Spanish Revolution 7/7/2026
Emilio Delgado lo dijo en la Sexta Xplica el 5 de julio y lo clavó: “Vito Quiles es el calcetín en el que meten la mano PP y Vox y le hacen hablar y gesticular”. Más claro, imposible. No estamos ante un periodista incómodo ni ante un rebelde antisistema. Estamos ante un agitador ultra sobrerrepresentado, inflado artificialmente por una derecha que necesita ruido, bronca y espectáculo permanente para tapar su vacío político. Fingen indignación moral por la democracia, sí. Pero curiosamente nunca apuntan hacia la derecha.
La clave no es solo Vito Quiles. La clave, como señaló Delgado, es el papel del Partido Popular. Porque el secretario general del PP de Madrid se ha grabado vídeos con él, y porque este ecosistema no aparece de la nada: se alimenta, se promociona y se financia. Incluso, según recordó Delgado, a través de Negre con dinero público. Luego nos cuentan que son “libres”, “independientes” y “políticamente incorrectos”. Mentira. Son piezas de una maquinaria. Peones con micrófono, cámara y mucha protección institucional.

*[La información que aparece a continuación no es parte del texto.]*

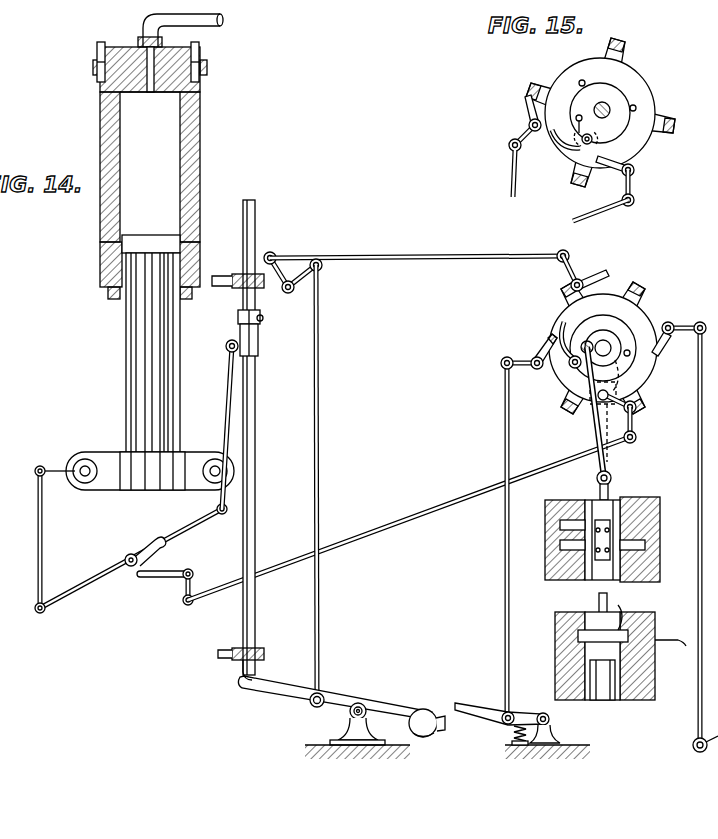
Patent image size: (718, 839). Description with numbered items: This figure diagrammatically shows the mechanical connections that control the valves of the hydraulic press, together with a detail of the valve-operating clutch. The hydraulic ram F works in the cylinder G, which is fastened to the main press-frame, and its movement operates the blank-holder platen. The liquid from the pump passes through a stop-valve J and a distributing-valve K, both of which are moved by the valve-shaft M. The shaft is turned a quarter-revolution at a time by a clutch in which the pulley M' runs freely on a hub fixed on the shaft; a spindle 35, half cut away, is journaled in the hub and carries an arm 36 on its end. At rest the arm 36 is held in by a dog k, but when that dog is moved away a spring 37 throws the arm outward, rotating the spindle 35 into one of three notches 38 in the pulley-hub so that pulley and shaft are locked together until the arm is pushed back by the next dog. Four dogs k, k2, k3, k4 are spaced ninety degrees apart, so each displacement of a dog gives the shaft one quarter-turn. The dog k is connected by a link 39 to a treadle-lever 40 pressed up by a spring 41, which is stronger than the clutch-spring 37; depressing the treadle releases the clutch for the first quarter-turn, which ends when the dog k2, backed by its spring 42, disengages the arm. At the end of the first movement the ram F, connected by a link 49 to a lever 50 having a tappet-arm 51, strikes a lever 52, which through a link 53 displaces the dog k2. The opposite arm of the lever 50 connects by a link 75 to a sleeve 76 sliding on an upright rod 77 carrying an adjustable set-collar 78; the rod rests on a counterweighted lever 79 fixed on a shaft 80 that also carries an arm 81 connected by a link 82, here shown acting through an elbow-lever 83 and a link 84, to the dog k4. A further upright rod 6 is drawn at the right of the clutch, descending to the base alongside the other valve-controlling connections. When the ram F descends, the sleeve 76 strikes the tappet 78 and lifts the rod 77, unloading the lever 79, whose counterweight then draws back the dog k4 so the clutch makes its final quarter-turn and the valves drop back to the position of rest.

In FIG. 14, the cylinder G is at (158, 156).
In FIG. 14, the hydraulic plunger or ram F is at (125, 377).
In FIG. 14, the link 49 is at (55, 537).
In FIG. 14, the lever 50 is at (90, 587).
In FIG. 14, the tappet-arm 51 is at (158, 542).
In FIG. 14, the lever 52 is at (165, 587).
In FIG. 14, the link 53 is at (409, 518).
In FIG. 14, the link 75 is at (228, 414).
In FIG. 14, the sleeve 76 is at (259, 348).
In FIG. 14, the upright rod 77 is at (245, 437).
In FIG. 14, the adjustable tappet or set-collar 78 is at (238, 318).
In FIG. 14, the counterweighted lever 79 is at (293, 697).
In FIG. 14, the shaft 80 is at (366, 705).
In FIG. 14, the arm 81 is at (338, 702).
In FIG. 14, the link 82 is at (320, 501).
In FIG. 14, the elbow-lever 83 is at (298, 268).
In FIG. 14, the link 84 is at (419, 253).
In FIG. 14, the link 39 is at (505, 580).
In FIG. 14, the treadle-lever 40 is at (478, 708).
In FIG. 14, the spring 41 is at (512, 734).
In FIG. 14, the spring 42 is at (642, 425).
In FIG. 14, the rod 6 is at (702, 626).
In FIG. 14, the distributing-valve K is at (652, 520).
In FIG. 14, the stop-valve J is at (620, 646).
In FIG. 15, the valve-shaft M is at (602, 98).
In FIG. 14, the pulley M' is at (603, 372).
In FIG. 15, the pulley M' is at (606, 112).
In FIG. 15, the spindle 35 is at (592, 137).
In FIG. 14, the arm 36 is at (572, 332).
In FIG. 15, the arm 36 is at (560, 147).
In FIG. 15, the spring 37 is at (565, 116).
In FIG. 15, the notch 38 is at (584, 81).
In FIG. 14, the dog k is at (540, 350).
In FIG. 15, the dog k is at (528, 113).
In FIG. 14, the dog k2 is at (582, 420).
In FIG. 15, the dog k2 is at (613, 170).
In FIG. 14, the dog k3 is at (660, 350).
In FIG. 14, the dog k4 is at (598, 274).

Y esto no va solo de un personaje que grita para hacerse viral. Va de una estrategia mucho más grande, repetida en distintos países por la derecha y la extrema derecha: crear agitadores, blanquearlos, darles altavoz y usarlos para desgastar gobiernos democráticos. Delgado lo resumió bien: detrás de Vito Quiles hay “una estructura amplia y seria para volcar gobiernos”. Exactamente eso. No es periodismo. No es fiscalización. Es una operación política con disfraz de entrevista callejera.